The Times editorial endorsed a recent proposal to convert FDA from a component of the Department of Health and Human Services to an independent agency. That would be a prescription for disaster. Political meddling with the agency's decisions has been extremely rare in recent years, and the genuine calamities in which the FDA has been involved have been self-inflicted wounds that might have been avoided with more, not less, accountability and oversight.
Three distinguished former federal officials presented in the journal Health Affairs compelling procedural arguments against making FDA an independent agency. As an independent agency, they said, FDA would not be bound by the policies of the Department of Justice, potentially leading to inconsistent positions being taken by different parts of the government on issues that could include foreign policy.
Furthermore, they point out, applying a consistent approach to rulemaking as required by working within Health and Human Services and Office of Management and Budget strictures is a useful check on highly expensive or wrong-headed regulation. "It's also a way that Congress and the president can ensure consistency across government in the application of expertise in regulatory policy," they wrote.

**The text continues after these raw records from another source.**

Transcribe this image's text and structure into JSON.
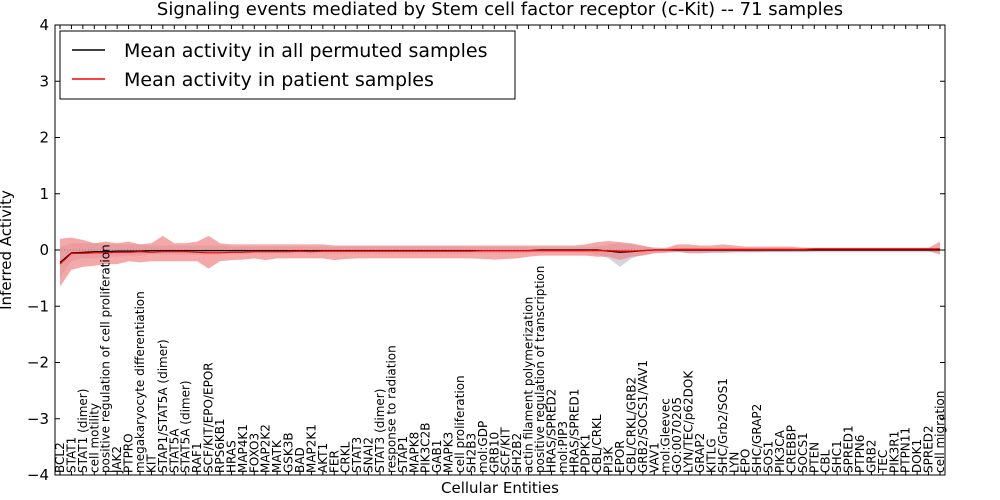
{
  "chart_data": {
    "type": "line",
    "title": "Signaling events mediated by Stem cell factor receptor (c-Kit) -- 71 samples",
    "xlabel": "Cellular Entities",
    "ylabel": "Inferred Activity",
    "ylim": [
      -4,
      4
    ],
    "yticks": [
      -4,
      -3,
      -2,
      -1,
      0,
      1,
      2,
      3,
      4
    ],
    "ytick_labels": [
      "−4",
      "−3",
      "−2",
      "−1",
      "0",
      "1",
      "2",
      "3",
      "4"
    ],
    "legend_position": "top-left",
    "categories": [
      "BCL2",
      "STAT1",
      "STAT1 (dimer)",
      "cell motility",
      "positive regulation of cell proliferation",
      "JAK2",
      "PTPRO",
      "megakaryocyte differentiation",
      "KIT",
      "STAP1/STAT5A (dimer)",
      "STAT5A",
      "STAT5A (dimer)",
      "RAF1",
      "SCF/KIT/EPO/EPOR",
      "RPS6KB1",
      "HRAS",
      "MAP4K1",
      "FOXO3",
      "MAP2K2",
      "MATK",
      "GSK3B",
      "BAD",
      "MAP2K1",
      "AKT1",
      "FER",
      "CRKL",
      "STAT3",
      "SNAI2",
      "STAT3 (dimer)",
      "response to radiation",
      "STAP1",
      "MAPK8",
      "PIK3C2B",
      "GAB1",
      "MAPK3",
      "cell proliferation",
      "SH2B3",
      "mol:GDP",
      "GRB10",
      "SCF/KIT",
      "SH2B2",
      "actin filament polymerization",
      "positive regulation of transcription",
      "HRAS/SPRED2",
      "mol:PIP3",
      "HRAS/SPRED1",
      "PDPK1",
      "CBL/CRKL",
      "PI3K",
      "EPOR",
      "CBL/CRKL/GRB2",
      "GRB2/SOCS1/VAV1",
      "VAV1",
      "mol:Gleevec",
      "GO:0070205",
      "LYN/TEC/p62DOK",
      "GRAP2",
      "KITLG",
      "SHC/Grb2/SOS1",
      "LYN",
      "EPO",
      "SHC/GRAP2",
      "SOS1",
      "PIK3CA",
      "CREBBP",
      "SOCS1",
      "PTEN",
      "CBL",
      "SHC1",
      "SPRED1",
      "PTPN6",
      "GRB2",
      "TEC",
      "PIK3R1",
      "PTPN11",
      "DOK1",
      "SPRED2",
      "cell migration"
    ],
    "series": [
      {
        "name": "Mean activity in all permuted samples",
        "color": "#000000",
        "values": [
          -0.22,
          -0.05,
          -0.04,
          -0.03,
          -0.03,
          -0.02,
          -0.02,
          -0.02,
          -0.01,
          -0.01,
          -0.01,
          -0.01,
          -0.01,
          -0.01,
          -0.01,
          -0.01,
          -0.01,
          -0.01,
          -0.01,
          -0.01,
          -0.01,
          -0.01,
          -0.01,
          -0.01,
          -0.01,
          -0.01,
          -0.01,
          -0.01,
          -0.01,
          -0.01,
          -0.01,
          -0.01,
          -0.01,
          -0.01,
          -0.01,
          -0.01,
          -0.01,
          -0.01,
          -0.01,
          -0.01,
          -0.01,
          -0.01,
          0.0,
          0.0,
          0.0,
          0.0,
          0.0,
          0.0,
          -0.02,
          -0.04,
          -0.03,
          -0.01,
          0.0,
          0.0,
          0.0,
          0.0,
          0.0,
          0.0,
          0.0,
          0.0,
          0.0,
          0.0,
          0.0,
          0.0,
          0.0,
          0.0,
          0.0,
          0.0,
          0.0,
          0.0,
          0.0,
          0.0,
          0.0,
          0.0,
          0.0,
          0.0,
          0.0,
          0.0
        ],
        "lower": [
          -0.5,
          -0.2,
          -0.15,
          -0.15,
          -0.12,
          -0.12,
          -0.1,
          -0.1,
          -0.08,
          -0.08,
          -0.08,
          -0.08,
          -0.08,
          -0.08,
          -0.08,
          -0.06,
          -0.06,
          -0.06,
          -0.06,
          -0.06,
          -0.06,
          -0.06,
          -0.06,
          -0.06,
          -0.06,
          -0.06,
          -0.06,
          -0.06,
          -0.06,
          -0.06,
          -0.06,
          -0.06,
          -0.06,
          -0.06,
          -0.06,
          -0.06,
          -0.06,
          -0.06,
          -0.06,
          -0.06,
          -0.06,
          -0.06,
          -0.05,
          -0.05,
          -0.05,
          -0.05,
          -0.05,
          -0.08,
          -0.15,
          -0.3,
          -0.15,
          -0.08,
          -0.05,
          -0.04,
          -0.04,
          -0.04,
          -0.04,
          -0.04,
          -0.04,
          -0.04,
          -0.04,
          -0.04,
          -0.04,
          -0.04,
          -0.04,
          -0.04,
          -0.04,
          -0.04,
          -0.04,
          -0.04,
          -0.04,
          -0.04,
          -0.04,
          -0.04,
          -0.04,
          -0.04,
          -0.04,
          -0.04
        ],
        "upper": [
          0.05,
          0.12,
          0.12,
          0.12,
          0.1,
          0.1,
          0.1,
          0.1,
          0.08,
          0.08,
          0.08,
          0.08,
          0.08,
          0.08,
          0.08,
          0.06,
          0.06,
          0.06,
          0.06,
          0.06,
          0.06,
          0.06,
          0.06,
          0.06,
          0.06,
          0.06,
          0.06,
          0.06,
          0.06,
          0.06,
          0.06,
          0.06,
          0.06,
          0.06,
          0.06,
          0.06,
          0.06,
          0.06,
          0.06,
          0.06,
          0.06,
          0.06,
          0.05,
          0.05,
          0.05,
          0.05,
          0.05,
          0.06,
          0.1,
          0.12,
          0.1,
          0.06,
          0.05,
          0.04,
          0.04,
          0.04,
          0.04,
          0.04,
          0.04,
          0.04,
          0.04,
          0.04,
          0.04,
          0.04,
          0.04,
          0.04,
          0.04,
          0.04,
          0.04,
          0.04,
          0.04,
          0.04,
          0.04,
          0.04,
          0.04,
          0.04,
          0.04,
          0.04
        ]
      },
      {
        "name": "Mean activity in patient samples",
        "color": "#ff0000",
        "fill": "#f28b8b",
        "values": [
          -0.25,
          -0.06,
          -0.06,
          -0.05,
          -0.05,
          -0.04,
          -0.04,
          -0.03,
          -0.04,
          -0.03,
          -0.03,
          -0.03,
          -0.04,
          -0.05,
          -0.05,
          -0.04,
          -0.04,
          -0.03,
          -0.03,
          -0.03,
          -0.03,
          -0.02,
          -0.03,
          -0.02,
          -0.02,
          -0.02,
          -0.02,
          -0.02,
          -0.02,
          -0.02,
          -0.02,
          -0.02,
          -0.02,
          -0.02,
          -0.02,
          -0.02,
          -0.02,
          -0.01,
          -0.01,
          -0.01,
          -0.01,
          -0.01,
          -0.01,
          -0.01,
          -0.01,
          -0.01,
          -0.01,
          -0.01,
          -0.01,
          -0.02,
          -0.02,
          -0.01,
          0.0,
          0.0,
          0.01,
          0.01,
          0.01,
          0.01,
          0.01,
          0.01,
          0.01,
          0.01,
          0.01,
          0.01,
          0.01,
          0.01,
          0.02,
          0.02,
          0.02,
          0.02,
          0.02,
          0.02,
          0.02,
          0.02,
          0.02,
          0.02,
          0.02,
          0.02
        ],
        "lower": [
          -0.65,
          -0.35,
          -0.3,
          -0.28,
          -0.25,
          -0.25,
          -0.2,
          -0.22,
          -0.2,
          -0.2,
          -0.2,
          -0.2,
          -0.2,
          -0.33,
          -0.2,
          -0.18,
          -0.17,
          -0.15,
          -0.18,
          -0.15,
          -0.15,
          -0.15,
          -0.15,
          -0.15,
          -0.18,
          -0.16,
          -0.15,
          -0.15,
          -0.15,
          -0.15,
          -0.15,
          -0.15,
          -0.15,
          -0.15,
          -0.15,
          -0.15,
          -0.15,
          -0.16,
          -0.17,
          -0.16,
          -0.15,
          -0.12,
          -0.1,
          -0.1,
          -0.1,
          -0.1,
          -0.1,
          -0.12,
          -0.12,
          -0.18,
          -0.12,
          -0.1,
          -0.06,
          -0.05,
          -0.03,
          -0.06,
          -0.06,
          -0.05,
          -0.05,
          -0.04,
          -0.04,
          -0.04,
          -0.03,
          -0.03,
          -0.03,
          -0.03,
          -0.02,
          -0.02,
          -0.02,
          -0.02,
          -0.02,
          -0.02,
          -0.02,
          -0.02,
          -0.02,
          -0.02,
          -0.02,
          -0.08
        ],
        "upper": [
          0.2,
          0.22,
          0.18,
          0.12,
          0.15,
          0.12,
          0.15,
          0.1,
          0.12,
          0.25,
          0.12,
          0.12,
          0.15,
          0.25,
          0.12,
          0.1,
          0.1,
          0.1,
          0.1,
          0.1,
          0.1,
          0.1,
          0.1,
          0.1,
          0.08,
          0.08,
          0.08,
          0.08,
          0.08,
          0.08,
          0.08,
          0.08,
          0.08,
          0.08,
          0.08,
          0.08,
          0.08,
          0.08,
          0.08,
          0.08,
          0.08,
          0.08,
          0.08,
          0.08,
          0.08,
          0.08,
          0.1,
          0.14,
          0.16,
          0.14,
          0.12,
          0.08,
          0.03,
          0.03,
          0.1,
          0.1,
          0.08,
          0.08,
          0.1,
          0.08,
          0.06,
          0.06,
          0.06,
          0.06,
          0.06,
          0.04,
          0.04,
          0.04,
          0.04,
          0.04,
          0.04,
          0.04,
          0.04,
          0.04,
          0.04,
          0.04,
          0.04,
          0.15
        ]
      }
    ]
  }
}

The FDA's failures are a result of too much regulatory dithering and bureaucracy. Yet the Times' prescriptions for change would just increase the dose.
Henry I. Miller, a physician and molecular biologist, is a senior fellow at the Pacific Research Institute. He was the founding director of the FDA's Office of Biotechnology. Jeff Stier is a senior fellow at the Consumer Choice Center and a senior fellow at the Taxpayers Protection Alliance.